As of the census of 2000, 822 people, 281 households, and 198 families resided in the city. The population density averaged 1,629.8/mi^{2} (634.8/km^{2}). The 352 housing units averaged 697.9/mi^{2} (271.8/km^{2}). The racial makeup of the city was 90.27% White, 0.12% African American, 0.97% Native American, 0.36% Asian, 6.69% from other races, and 1.58% from two or more races. Hispanics or Latinos of any race were 39.66% of the population.

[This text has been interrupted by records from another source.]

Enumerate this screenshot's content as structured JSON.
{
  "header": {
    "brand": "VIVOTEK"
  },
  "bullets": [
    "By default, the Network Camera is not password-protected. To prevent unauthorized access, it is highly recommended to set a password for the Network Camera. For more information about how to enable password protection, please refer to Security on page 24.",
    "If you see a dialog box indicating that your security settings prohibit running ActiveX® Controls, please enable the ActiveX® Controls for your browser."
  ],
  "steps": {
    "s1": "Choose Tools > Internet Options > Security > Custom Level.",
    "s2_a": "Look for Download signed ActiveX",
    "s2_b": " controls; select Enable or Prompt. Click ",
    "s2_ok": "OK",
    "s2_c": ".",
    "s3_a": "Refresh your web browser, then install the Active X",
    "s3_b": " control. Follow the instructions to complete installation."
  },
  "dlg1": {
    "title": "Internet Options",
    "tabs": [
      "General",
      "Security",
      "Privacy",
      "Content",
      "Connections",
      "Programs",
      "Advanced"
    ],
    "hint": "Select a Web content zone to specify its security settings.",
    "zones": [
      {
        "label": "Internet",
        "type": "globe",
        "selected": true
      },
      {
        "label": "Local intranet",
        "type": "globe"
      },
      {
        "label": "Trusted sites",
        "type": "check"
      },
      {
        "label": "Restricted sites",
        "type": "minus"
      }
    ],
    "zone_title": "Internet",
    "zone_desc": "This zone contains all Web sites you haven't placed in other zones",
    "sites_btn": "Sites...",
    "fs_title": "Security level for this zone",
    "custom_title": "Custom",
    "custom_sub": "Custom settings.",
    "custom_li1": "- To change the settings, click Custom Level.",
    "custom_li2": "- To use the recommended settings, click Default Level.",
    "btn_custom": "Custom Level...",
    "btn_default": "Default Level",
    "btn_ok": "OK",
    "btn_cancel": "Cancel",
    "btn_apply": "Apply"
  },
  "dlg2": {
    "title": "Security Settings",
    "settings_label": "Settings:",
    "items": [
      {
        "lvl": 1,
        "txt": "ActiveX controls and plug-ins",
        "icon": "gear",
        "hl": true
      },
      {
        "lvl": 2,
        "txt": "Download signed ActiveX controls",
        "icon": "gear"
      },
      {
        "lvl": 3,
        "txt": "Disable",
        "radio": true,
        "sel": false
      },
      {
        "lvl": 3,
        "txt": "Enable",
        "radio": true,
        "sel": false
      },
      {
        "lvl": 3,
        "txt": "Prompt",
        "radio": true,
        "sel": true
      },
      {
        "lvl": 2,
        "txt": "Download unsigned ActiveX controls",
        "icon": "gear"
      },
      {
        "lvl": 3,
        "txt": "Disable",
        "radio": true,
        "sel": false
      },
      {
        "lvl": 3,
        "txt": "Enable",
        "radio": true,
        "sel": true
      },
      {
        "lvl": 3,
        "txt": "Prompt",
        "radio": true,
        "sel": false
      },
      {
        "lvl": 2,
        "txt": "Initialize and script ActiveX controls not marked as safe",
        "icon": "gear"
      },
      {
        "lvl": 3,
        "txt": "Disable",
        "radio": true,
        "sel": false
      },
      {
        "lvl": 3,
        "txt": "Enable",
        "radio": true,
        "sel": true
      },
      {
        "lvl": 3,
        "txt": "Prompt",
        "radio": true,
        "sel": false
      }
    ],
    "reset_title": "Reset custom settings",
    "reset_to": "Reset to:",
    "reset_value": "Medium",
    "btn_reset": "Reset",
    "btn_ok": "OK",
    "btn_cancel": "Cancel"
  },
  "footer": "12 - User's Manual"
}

Of the 281 households, 34.5% had children under the age of 18 living with them, 51.6% were married couples living together, 13.5% had a female householder with no husband present, and 29.2% were not families. About 27.0% of all households were made up of individuals, and 13.5% had someone living alone who was 65 years of age or older. The average household size was 2.67 and the average family size was 3.19.

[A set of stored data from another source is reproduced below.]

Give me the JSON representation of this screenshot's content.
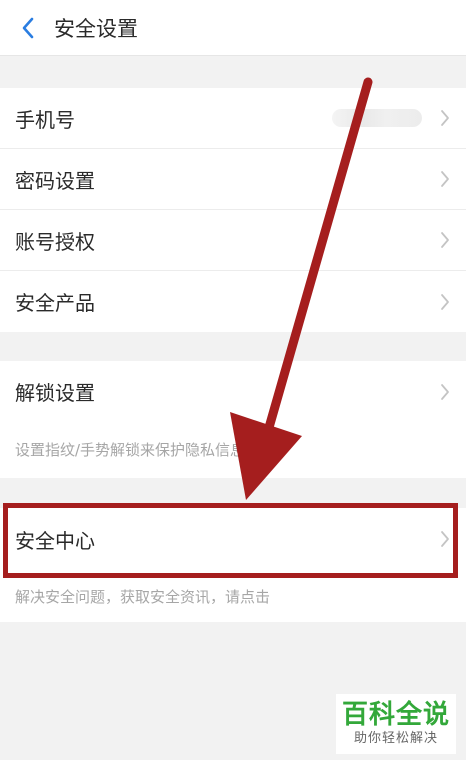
{
  "header": {
    "title": "安全设置",
    "back_icon": "chevron-left-icon",
    "accent": "#2a7de1"
  },
  "group1": {
    "items": [
      {
        "label": "手机号",
        "value_state": "blurred"
      },
      {
        "label": "密码设置"
      },
      {
        "label": "账号授权"
      },
      {
        "label": "安全产品"
      }
    ]
  },
  "group2": {
    "item": {
      "label": "解锁设置"
    },
    "caption": "设置指纹/手势解锁来保护隐私信息"
  },
  "group3": {
    "item": {
      "label": "安全中心"
    },
    "caption": "解决安全问题，获取安全资讯，请点击"
  },
  "annotation": {
    "color": "#a51e1e",
    "arrow_icon": "red-arrow-annotation",
    "highlight": "安全中心"
  },
  "watermark": {
    "main": "百科全说",
    "sub": "助你轻松解决",
    "color": "#33a83a"
  }
}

In the city, the population was distributed as 28.2% under the age of 18, 5.2% from 18 to 24, 22.7% from 25 to 44, 24.1% from 45 to 64, and 19.7% who were 65 years of age or older. The median age was 40 years. For every 100 females, there were 103.0 males. For every 100 females age 18 and over, there were 95.4 males.

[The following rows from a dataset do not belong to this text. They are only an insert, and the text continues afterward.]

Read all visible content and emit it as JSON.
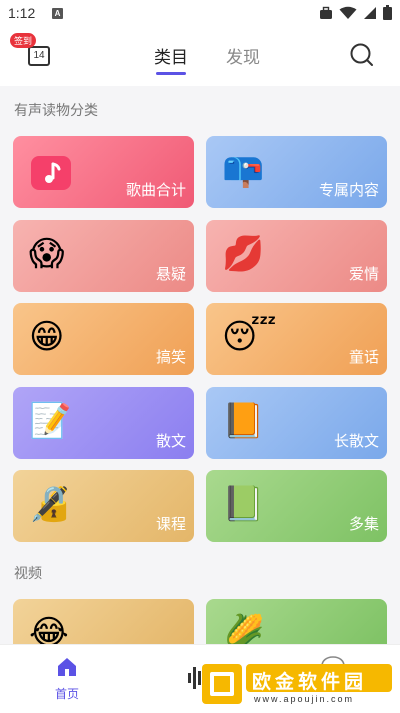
{
  "status": {
    "time": "1:12",
    "a_label": "A"
  },
  "header": {
    "checkin_badge": "签到",
    "checkin_day": "14",
    "tabs": [
      {
        "label": "类目"
      },
      {
        "label": "发现"
      }
    ]
  },
  "sections": [
    {
      "title": "有声读物分类"
    },
    {
      "title": "视频"
    }
  ],
  "cards": [
    {
      "label": "歌曲合计",
      "icon": "music-note-icon"
    },
    {
      "label": "专属内容",
      "icon": "mailbox-icon"
    },
    {
      "label": "悬疑",
      "icon": "screaming-face-icon"
    },
    {
      "label": "爱情",
      "icon": "kiss-mark-icon"
    },
    {
      "label": "搞笑",
      "icon": "grinning-face-icon"
    },
    {
      "label": "童话",
      "icon": "sleeping-face-icon"
    },
    {
      "label": "散文",
      "icon": "memo-icon"
    },
    {
      "label": "长散文",
      "icon": "orange-book-icon"
    },
    {
      "label": "课程",
      "icon": "locked-pen-icon"
    },
    {
      "label": "多集",
      "icon": "green-book-icon"
    }
  ],
  "video_cards": [
    {
      "icon": "tears-of-joy-face-icon"
    },
    {
      "icon": "corn-icon"
    }
  ],
  "nav": {
    "home_label": "首页"
  },
  "watermark": {
    "text": "欧金软件园",
    "url": "www.apoujin.com"
  },
  "colors": {
    "accent": "#5b52e5"
  }
}
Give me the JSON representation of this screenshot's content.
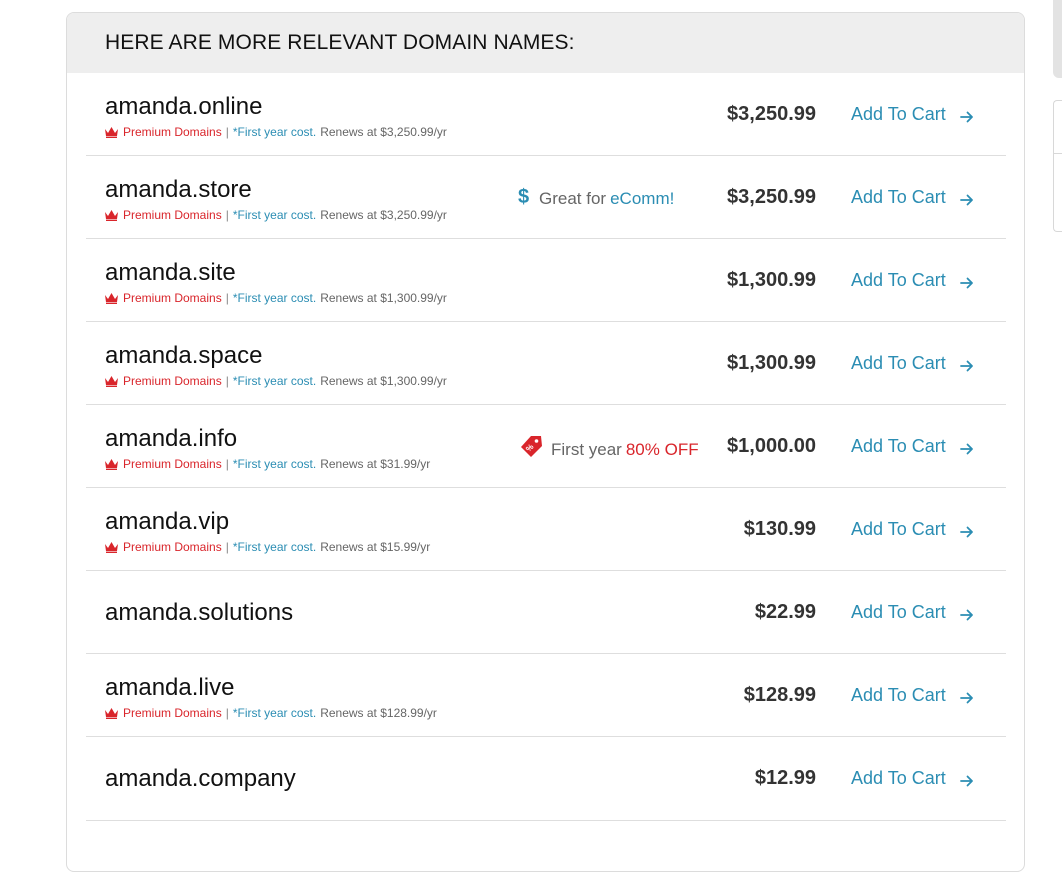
{
  "header": {
    "title": "HERE ARE MORE RELEVANT DOMAIN NAMES:"
  },
  "labels": {
    "premium": "Premium Domains",
    "separator": "|",
    "first_year": "*First year cost.",
    "add_to_cart": "Add To Cart"
  },
  "colors": {
    "accent": "#2b8db3",
    "premium_red": "#d9252b",
    "price": "#333333"
  },
  "domains": [
    {
      "name": "amanda.online",
      "price": "$3,250.99",
      "premium": true,
      "renews": "Renews at $3,250.99/yr",
      "promo": null
    },
    {
      "name": "amanda.store",
      "price": "$3,250.99",
      "premium": true,
      "renews": "Renews at $3,250.99/yr",
      "promo": {
        "icon": "dollar-icon",
        "text": "Great for",
        "accent": "eComm!"
      }
    },
    {
      "name": "amanda.site",
      "price": "$1,300.99",
      "premium": true,
      "renews": "Renews at $1,300.99/yr",
      "promo": null
    },
    {
      "name": "amanda.space",
      "price": "$1,300.99",
      "premium": true,
      "renews": "Renews at $1,300.99/yr",
      "promo": null
    },
    {
      "name": "amanda.info",
      "price": "$1,000.00",
      "premium": true,
      "renews": "Renews at $31.99/yr",
      "promo": {
        "icon": "sale-tag-icon",
        "text": "First year",
        "accent": "80% OFF"
      }
    },
    {
      "name": "amanda.vip",
      "price": "$130.99",
      "premium": true,
      "renews": "Renews at $15.99/yr",
      "promo": null
    },
    {
      "name": "amanda.solutions",
      "price": "$22.99",
      "premium": false,
      "renews": null,
      "promo": null
    },
    {
      "name": "amanda.live",
      "price": "$128.99",
      "premium": true,
      "renews": "Renews at $128.99/yr",
      "promo": null
    },
    {
      "name": "amanda.company",
      "price": "$12.99",
      "premium": false,
      "renews": null,
      "promo": null
    }
  ]
}
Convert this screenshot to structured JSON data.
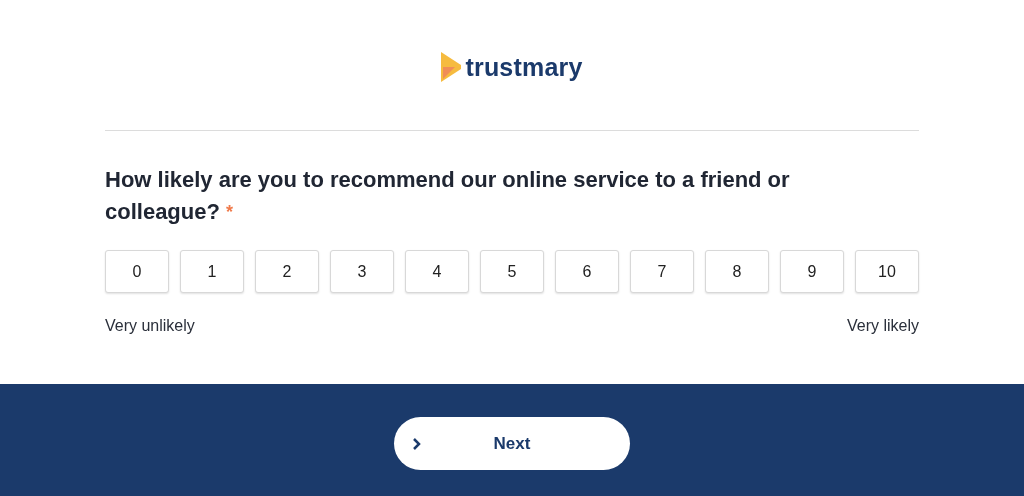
{
  "logo": {
    "text": "trustmary"
  },
  "question": {
    "text": "How likely are you to recommend our online service to a friend or colleague?",
    "required_mark": "*"
  },
  "scale": [
    {
      "label": "0",
      "selected": false
    },
    {
      "label": "1",
      "selected": false
    },
    {
      "label": "2",
      "selected": false
    },
    {
      "label": "3",
      "selected": false
    },
    {
      "label": "4",
      "selected": false
    },
    {
      "label": "5",
      "selected": false
    },
    {
      "label": "6",
      "selected": false
    },
    {
      "label": "7",
      "selected": false
    },
    {
      "label": "8",
      "selected": false
    },
    {
      "label": "9",
      "selected": false
    },
    {
      "label": "10",
      "selected": false
    }
  ],
  "scale_labels": {
    "low": "Very unlikely",
    "high": "Very likely"
  },
  "footer": {
    "button": "Next"
  }
}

The median income for a household in the city was $19,792, and for a family was $21,648. Males had a median income of $17,500 versus $13,182 for females. The per capita income for the city was $11,170. About 32.2% of families and 33.6% of the population were below the poverty line, including 40.0% of those under age 18 and 36.6% of those age 65 or over.

Historical population
| Census | Pop. | Note | %± |
| 1940 | 778 |  | — |
| 1950 | 785 |  | 0.9% |
| 1960 | 879 |  | 12.0% |
| 1970 | 660 |  | −24.9% |
| 1980 | 728 |  | 10.3% |
| 1990 | 595 |  | −18.3% |
| 2000 | 734 |  | 23.4% |
| 2010 | 706 |  | −3.8% |
| 2020 | 517 |  | −26.8% |
| 2019 (est.) | 731 |  | 3.5% |
U.S. Decennial Census

==Education==
The City of Camp Wood is served by the Nueces Canyon Consolidated Independent School District.